Siti Esa menekankan bahwa sebelum kawasan itu ditetapkan sebagai taman nasional, masyarakat telah lebih dahulu tinggal dan membangun kehidupan secara sah dengan KTP, sekolah, rumah ibadah, hingga surat-surat penguasaan lahan, termasuk dari tokoh adat, kepala desa, serta sertifikat resmi dari Badan Pertanahan Nasional (BPN). Bahkan, terdapat putusan pengadilan yang berkekuatan hukum tetap yang mengakui tanah tersebut sebagai milik rakyat.
Ia juga menyinggung status awal kawasan itu sebagai HPK (Hutan Produksi yang Dapat Dikonversi), yang bahkan pernah dikelola oleh Perhutani. Fakta-fakta historis ini, menurutnya, sering kali dihapus dalam narasi sepihak yang menyudutkan warga.
“Apakah adil jika rakyat yang lebih dahulu hadir tiba-tiba dianggap pendatang ilegal? Apakah pantas bila mereka yang bertahun-tahun menggantungkan hidup di atas tanah itu dianggap musuh negara?”
Siti Esa menyerukan penguatan prinsip demokrasi yang menempatkan rakyat sebagai pemilik kedaulatan dan negara sebagai pelayan, bukan penguasa atas rakyat.
“Konservasi dan pelindungan lingkungan tidak boleh bertentangan dengan keadilan sosial. Konservasi yang memiskinkan rakyat adalah kegagalan moral dalam pengelolaan lingkungan.”
Ia mengajukan tiga tuntutan utama:
Menolak labelisasi “perambah hutan” terhadap masyarakat yang lebih dahulu hadir di kawasan Taman Nasional Bukit Tiga dan Taman Nasional Tesso Nilo.

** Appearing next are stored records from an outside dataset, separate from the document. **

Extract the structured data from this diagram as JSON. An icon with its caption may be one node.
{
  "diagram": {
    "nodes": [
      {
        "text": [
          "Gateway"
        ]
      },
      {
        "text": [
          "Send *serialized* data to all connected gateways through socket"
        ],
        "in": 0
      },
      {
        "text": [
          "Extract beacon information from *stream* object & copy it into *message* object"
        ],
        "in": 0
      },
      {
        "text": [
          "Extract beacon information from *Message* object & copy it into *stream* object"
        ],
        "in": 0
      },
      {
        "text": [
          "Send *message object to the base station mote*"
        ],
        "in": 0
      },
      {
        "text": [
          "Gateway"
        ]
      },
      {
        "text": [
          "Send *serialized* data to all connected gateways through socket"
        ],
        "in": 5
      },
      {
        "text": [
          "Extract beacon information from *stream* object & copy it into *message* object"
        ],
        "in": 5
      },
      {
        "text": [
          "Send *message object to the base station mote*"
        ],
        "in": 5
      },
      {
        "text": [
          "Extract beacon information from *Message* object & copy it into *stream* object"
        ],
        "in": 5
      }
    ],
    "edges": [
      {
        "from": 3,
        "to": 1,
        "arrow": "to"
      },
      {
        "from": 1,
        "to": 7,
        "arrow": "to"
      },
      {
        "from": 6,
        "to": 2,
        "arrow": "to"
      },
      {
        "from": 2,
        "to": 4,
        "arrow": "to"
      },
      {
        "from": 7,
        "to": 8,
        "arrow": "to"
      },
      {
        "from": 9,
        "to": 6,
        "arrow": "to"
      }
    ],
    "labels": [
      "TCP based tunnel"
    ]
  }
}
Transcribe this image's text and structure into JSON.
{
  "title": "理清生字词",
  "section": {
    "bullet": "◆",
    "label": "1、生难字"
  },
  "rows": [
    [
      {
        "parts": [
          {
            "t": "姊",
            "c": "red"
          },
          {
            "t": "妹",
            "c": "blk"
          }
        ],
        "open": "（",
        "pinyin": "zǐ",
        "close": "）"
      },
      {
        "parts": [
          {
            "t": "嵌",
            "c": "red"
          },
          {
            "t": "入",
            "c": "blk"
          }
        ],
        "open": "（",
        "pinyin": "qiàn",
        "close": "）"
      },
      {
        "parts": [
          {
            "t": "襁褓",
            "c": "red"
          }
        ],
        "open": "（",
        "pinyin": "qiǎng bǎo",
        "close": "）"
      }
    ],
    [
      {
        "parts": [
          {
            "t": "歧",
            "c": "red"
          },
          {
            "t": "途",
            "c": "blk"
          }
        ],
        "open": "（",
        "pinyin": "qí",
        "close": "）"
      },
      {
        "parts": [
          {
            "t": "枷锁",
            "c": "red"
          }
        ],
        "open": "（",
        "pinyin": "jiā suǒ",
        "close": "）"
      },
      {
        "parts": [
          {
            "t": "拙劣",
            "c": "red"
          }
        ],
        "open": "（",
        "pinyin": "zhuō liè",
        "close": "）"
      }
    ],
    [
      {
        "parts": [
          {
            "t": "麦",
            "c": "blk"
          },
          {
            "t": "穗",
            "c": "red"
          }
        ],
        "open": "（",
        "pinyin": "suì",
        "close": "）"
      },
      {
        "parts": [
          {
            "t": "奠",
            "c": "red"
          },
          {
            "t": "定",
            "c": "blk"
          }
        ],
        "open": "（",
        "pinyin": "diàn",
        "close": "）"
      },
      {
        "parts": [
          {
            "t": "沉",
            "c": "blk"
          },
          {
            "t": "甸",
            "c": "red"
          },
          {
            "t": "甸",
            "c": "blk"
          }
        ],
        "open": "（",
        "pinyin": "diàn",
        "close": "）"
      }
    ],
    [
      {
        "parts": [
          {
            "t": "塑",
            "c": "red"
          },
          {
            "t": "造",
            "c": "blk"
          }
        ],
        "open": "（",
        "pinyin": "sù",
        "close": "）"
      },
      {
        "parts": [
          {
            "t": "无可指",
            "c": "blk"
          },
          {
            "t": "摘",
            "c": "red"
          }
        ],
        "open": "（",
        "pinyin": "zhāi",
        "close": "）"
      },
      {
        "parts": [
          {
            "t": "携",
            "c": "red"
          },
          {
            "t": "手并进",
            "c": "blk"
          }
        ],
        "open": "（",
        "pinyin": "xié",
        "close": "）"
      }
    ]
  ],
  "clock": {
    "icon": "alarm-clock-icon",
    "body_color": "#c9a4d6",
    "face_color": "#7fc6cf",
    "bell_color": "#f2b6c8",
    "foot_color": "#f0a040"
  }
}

Menghentikan segala bentuk intimidasi, penggusuran, dan kriminalisasi terhadap rakyat.
Mendorong penyelesaian konflik berbasis dialog, sejarah penguasaan tanah, serta partisipasi aktif masyarakat.
Di akhir pernyataannya, Siti Esa menegaskan keyakinannya bahwa pemerintahan Presiden Prabowo Subianto akan bersikap bijak dan berpihak pada rakyat.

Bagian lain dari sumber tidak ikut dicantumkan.